WSU inks deal with local TVETs
An agreement between Walter Sisulu University (WSU) and five Eastern Cape Technical Vocational Education and Training (TVET) colleges will see the institutions combine efforts in a bid to stimulate scientific cooperation, strengthen research and teaching and broaden experiences amongst students and staff.
WSU, together with five TVET colleges, namely King Sabata Dalindyebo, Ikhala, Lovedale, Buffalo City and Ingwe TVET Colleges signed a Memorandum of Understanding at the Potsdam Site recently in a bid to stimulate skills development and transfer amongst the signatories in areas such as education and training development services, administration services, collaborative research, planning articulation strategy and other educational activities.
“Critical to this agreement will be the issue of articulation – how we link our respective programmes and expertise for the full benefit of all our students.
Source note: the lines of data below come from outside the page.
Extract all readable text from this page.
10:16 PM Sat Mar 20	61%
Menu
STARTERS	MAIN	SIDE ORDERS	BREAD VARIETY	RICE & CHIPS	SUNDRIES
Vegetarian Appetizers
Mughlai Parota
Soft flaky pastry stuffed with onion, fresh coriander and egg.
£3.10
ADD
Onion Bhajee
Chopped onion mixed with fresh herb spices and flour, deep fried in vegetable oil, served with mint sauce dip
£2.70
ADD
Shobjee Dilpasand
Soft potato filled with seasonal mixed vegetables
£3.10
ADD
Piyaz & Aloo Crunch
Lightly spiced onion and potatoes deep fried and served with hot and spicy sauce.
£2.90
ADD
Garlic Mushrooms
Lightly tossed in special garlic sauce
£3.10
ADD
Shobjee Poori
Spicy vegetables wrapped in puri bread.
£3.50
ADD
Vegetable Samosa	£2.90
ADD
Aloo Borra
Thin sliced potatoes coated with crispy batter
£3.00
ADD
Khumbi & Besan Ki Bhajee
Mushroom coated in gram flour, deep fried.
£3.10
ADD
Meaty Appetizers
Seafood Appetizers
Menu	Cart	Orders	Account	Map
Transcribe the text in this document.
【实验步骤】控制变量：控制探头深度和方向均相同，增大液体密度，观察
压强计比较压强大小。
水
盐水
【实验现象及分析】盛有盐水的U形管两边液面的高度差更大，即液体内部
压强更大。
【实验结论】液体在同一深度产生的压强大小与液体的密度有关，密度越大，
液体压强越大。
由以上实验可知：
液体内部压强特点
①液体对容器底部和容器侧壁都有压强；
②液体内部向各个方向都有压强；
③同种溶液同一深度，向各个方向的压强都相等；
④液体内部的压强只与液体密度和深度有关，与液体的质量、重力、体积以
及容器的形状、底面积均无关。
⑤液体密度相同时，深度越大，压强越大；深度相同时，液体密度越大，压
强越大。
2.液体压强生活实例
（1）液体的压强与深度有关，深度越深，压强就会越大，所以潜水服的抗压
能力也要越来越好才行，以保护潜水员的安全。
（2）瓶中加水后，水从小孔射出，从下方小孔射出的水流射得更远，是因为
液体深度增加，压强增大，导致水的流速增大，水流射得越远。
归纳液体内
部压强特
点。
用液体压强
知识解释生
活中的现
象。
This agreement must also seek to service our students through the sharing of equipment and infrastructure for optimal use amongst the partners,” said WSU Vice-Chancellor and Principle Prof Rob Midgley.
He said central to the partnership would be to avoid working in isolation from its realities and effect positive change by performing optimally for the benefit of the communities within which these institutions operate.
The chief objectives of the agreement will be to develop cooperative and collaborative activities in furtherance of the common interest of the parties; develop educational, research and development activities; participate in cooperative education and development endeavours to meet human needs; strengthen the capacities and capabilities of each member of the partnership through the cooperative use of materials and facilities; promote the exchange of students and staff between education and training, as well as to facilitate the exchange of scholarly information and materials between parties.
Ikhala TVET College Deputy Principle for Planning, Research and Institutional Development Tuletu Njengele hailed the pact as a critical vehicle in laying a platform for TVET colleges to start dabbling in the research sphere.
“One of the critical aspects we’d like the discipline of research to assist us in producing evidence-based data and information as to the effectiveness of our curriculum, the employability of our graduates, and where our students eventually end up so we can begin to come up with interventions to potential gaps in the viability of our programmes,” said Njengele.
King Hintsa TVET College Principle Noluthando Balfour said she’d broaden her outlook on possible programmes within the agreement to help confront some of her institution’s challenges.
She cited issues such as staff development, sharing of equipment and infrastructure and improvement of teaching and learning as some of the more immediate hurdles facing the college.